Files created after registration
Each registered database will generate a cloud registration file (DBname.ini
) located under the below directory.
$ ll /var/opt/oracle/creg/*ini
… MYCDB1.ini
I first decided checked a workaround described below
Doc ID 2764524.1 EXACS DBs Show Wrong State (Failed) on OCI Webconsole
Cause: DBs registered in crs with dbname in lowercase (dborcl) instead of uppercase (DBORCL).
Suggested solution: Create a symbolic link to creg db ini file to match the case for the DB name registered in CRS.
Outcome: This didn’t fix my problem so I opened an SR to get to the bottom of this.
This took help from support, as they have a better view of Control plane resources metadata. Taking a look at cloud registration file content, we can see that it contains DB information usually present in the crs plus a few parameters present in the spfile.
$ more /var/opt/oracle/creg/MYCDB1.ini
#################################################################
# This file is automatically generated by database as a service # #################################################################
acfs_vol_dir=/var/opt/oracle/dbaas_acfs
acfs_vol_sizegb=10
agentdbid=83112625-52d2-4b39-b987-1b0d7d2d70cb
aloc=/var/opt/oracle/ocde/assistants
archlog=yes
bkup_asm_spfile=+DATA1/MYCDB1_DOM/spfilemycdb1.ora
…
Agent resource id
Notice the agentdbid in the .ini registration file. Agent resource id, is actually the id that the control plane layer uses to identify & interact with the DB
“agentdbid=83112625-52d2-4b39-b987-1b0d7d2d70cb”
On top of the registration file, the agent id is also written in a rec file under /var/opt/oracle/dbaas_acfs/<DBNAME>
$ more /var/opt/oracle/dbaas_acfs/MYCDB1/83112625-52d2-4b39-b98xx.rec
{
"agentdbid" : "83112625-52d2-4b39-b987-1b0d7d2d70cb"
}
According to OCI support, Somehow the Agent Resource ID seen in the Control plane UI console was different than the agent did in the corresponding *.ini file.
Take note of the agent id communicated by the support engineer & replace the id in the .ini and the .rec file.

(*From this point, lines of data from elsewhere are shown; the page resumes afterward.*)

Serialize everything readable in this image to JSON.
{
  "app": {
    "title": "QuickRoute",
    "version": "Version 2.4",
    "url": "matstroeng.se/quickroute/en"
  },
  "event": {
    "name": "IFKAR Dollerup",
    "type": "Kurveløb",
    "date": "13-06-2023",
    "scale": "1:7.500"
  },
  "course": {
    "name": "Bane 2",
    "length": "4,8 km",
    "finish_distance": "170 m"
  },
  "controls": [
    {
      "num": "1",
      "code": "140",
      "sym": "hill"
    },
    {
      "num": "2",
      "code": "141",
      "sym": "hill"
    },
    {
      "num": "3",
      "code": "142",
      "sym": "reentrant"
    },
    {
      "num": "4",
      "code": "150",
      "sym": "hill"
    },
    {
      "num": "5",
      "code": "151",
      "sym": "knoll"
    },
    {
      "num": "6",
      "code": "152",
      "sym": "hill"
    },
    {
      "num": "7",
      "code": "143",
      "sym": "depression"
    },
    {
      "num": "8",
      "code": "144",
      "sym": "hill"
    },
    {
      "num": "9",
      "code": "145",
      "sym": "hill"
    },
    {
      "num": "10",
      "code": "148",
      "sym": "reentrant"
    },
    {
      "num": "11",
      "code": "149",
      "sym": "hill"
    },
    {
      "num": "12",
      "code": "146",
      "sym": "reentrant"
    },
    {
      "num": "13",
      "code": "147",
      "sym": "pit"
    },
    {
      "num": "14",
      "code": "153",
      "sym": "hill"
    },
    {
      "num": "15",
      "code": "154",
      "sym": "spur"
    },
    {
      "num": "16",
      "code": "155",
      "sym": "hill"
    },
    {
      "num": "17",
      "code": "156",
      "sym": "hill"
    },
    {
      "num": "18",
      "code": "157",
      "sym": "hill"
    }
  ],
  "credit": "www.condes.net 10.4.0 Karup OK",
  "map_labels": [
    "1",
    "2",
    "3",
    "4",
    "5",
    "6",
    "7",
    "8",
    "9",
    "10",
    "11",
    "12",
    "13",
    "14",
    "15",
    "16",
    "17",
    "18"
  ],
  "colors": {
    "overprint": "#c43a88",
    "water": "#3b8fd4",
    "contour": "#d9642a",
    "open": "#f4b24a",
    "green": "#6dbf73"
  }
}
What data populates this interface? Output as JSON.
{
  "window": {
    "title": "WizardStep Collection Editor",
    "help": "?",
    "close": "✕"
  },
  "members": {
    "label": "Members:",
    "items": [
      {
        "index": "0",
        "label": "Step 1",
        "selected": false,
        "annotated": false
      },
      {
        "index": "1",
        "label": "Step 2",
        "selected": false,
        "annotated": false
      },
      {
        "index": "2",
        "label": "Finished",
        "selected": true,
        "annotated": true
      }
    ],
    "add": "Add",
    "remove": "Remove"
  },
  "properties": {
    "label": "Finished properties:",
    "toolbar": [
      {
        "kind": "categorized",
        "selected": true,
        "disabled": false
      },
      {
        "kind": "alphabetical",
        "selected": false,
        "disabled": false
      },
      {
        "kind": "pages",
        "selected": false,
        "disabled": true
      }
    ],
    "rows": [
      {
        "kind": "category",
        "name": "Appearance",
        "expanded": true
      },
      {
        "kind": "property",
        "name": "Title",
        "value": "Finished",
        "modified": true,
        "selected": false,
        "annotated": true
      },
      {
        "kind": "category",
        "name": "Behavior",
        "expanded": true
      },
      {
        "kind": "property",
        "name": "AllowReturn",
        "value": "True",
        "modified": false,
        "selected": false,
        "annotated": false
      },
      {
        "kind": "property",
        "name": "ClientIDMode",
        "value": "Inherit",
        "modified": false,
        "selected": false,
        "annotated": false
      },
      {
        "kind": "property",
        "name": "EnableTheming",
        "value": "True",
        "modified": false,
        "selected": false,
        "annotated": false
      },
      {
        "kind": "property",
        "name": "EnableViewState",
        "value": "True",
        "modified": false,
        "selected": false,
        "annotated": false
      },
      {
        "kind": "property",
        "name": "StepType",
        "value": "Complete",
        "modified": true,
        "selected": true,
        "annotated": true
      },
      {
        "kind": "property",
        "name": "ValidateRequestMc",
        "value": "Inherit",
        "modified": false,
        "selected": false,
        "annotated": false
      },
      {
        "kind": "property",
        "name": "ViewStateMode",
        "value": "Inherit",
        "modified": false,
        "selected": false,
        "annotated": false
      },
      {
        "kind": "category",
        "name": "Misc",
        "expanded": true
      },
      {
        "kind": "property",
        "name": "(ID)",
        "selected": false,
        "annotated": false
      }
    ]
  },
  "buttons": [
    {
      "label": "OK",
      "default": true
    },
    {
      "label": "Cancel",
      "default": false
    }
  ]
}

Take a backup of {DBNAME}.ini file of above two DBS on all DB nodes
sudo su - oracle
$ cd /var/opt/oracle/creg
$ cp /var/opt/oracle/creg/MYCDB1.ini /var/opt/oracle/creg/MYCDB1.ini.old
Modify ID in {DBNAME}.ini file of the DB with the value of Agent Resource ID seen in the support console.
-- Replace agentdbid= >> by 47098321-43d1-4b44-b997-1b0d5d1d90cb
$ vi /var/opt/oracle/creg/MYCDB1.ini
Remove the old rec file with the wrong resource and replace it with a new rec file with the right recid
rm /var/opt/oracle/dbaas_acfs/MYCDB1/83112625-52d2-4b39-b987-1b0d7d2d70cb.rec
$ vi /var/opt/oracle/dbaas_acfs/MYCDB1/47098321-43d1-4b44-b997-1b0d5d1d90cb.rec
{
"agentdbid" : "47098321-43d1-4b44-b997-1b0d5d1d90cb" << new value
}
After the change, wait for an hour or so, for Control Plan to get in sync and verify the DB status
+-------------+-----------+------------------------------------+-----------+
| Unique-Name | charset | id | state |
+-------------+-----------+------------------------------------+-----------+
| MYCDB1_DOM | AL32UTF8 | ocid1.database.oc1.ca-toronto-1.xxa| AVAILABLE |
+-------------+-----------+------------------------------------+-----------+
You can’t see the agent resource id in your console as an end user. It is unfortunately internal metadata for the control plane. This means you will have to open an SR each time an issue like this happens. However, I have opened an enhancement request to allow users to see the control plane agentid.
We can say that failed database state in the OCI console doesn’t always mean the resource is down
It is possible that migrated databases from another platform could lead to this phenomenon
There is no way as of now for you to know the agent resource id that the control plane is seeing.
Hope control plane metadata like agent resource id visibility can be achieved in a future release.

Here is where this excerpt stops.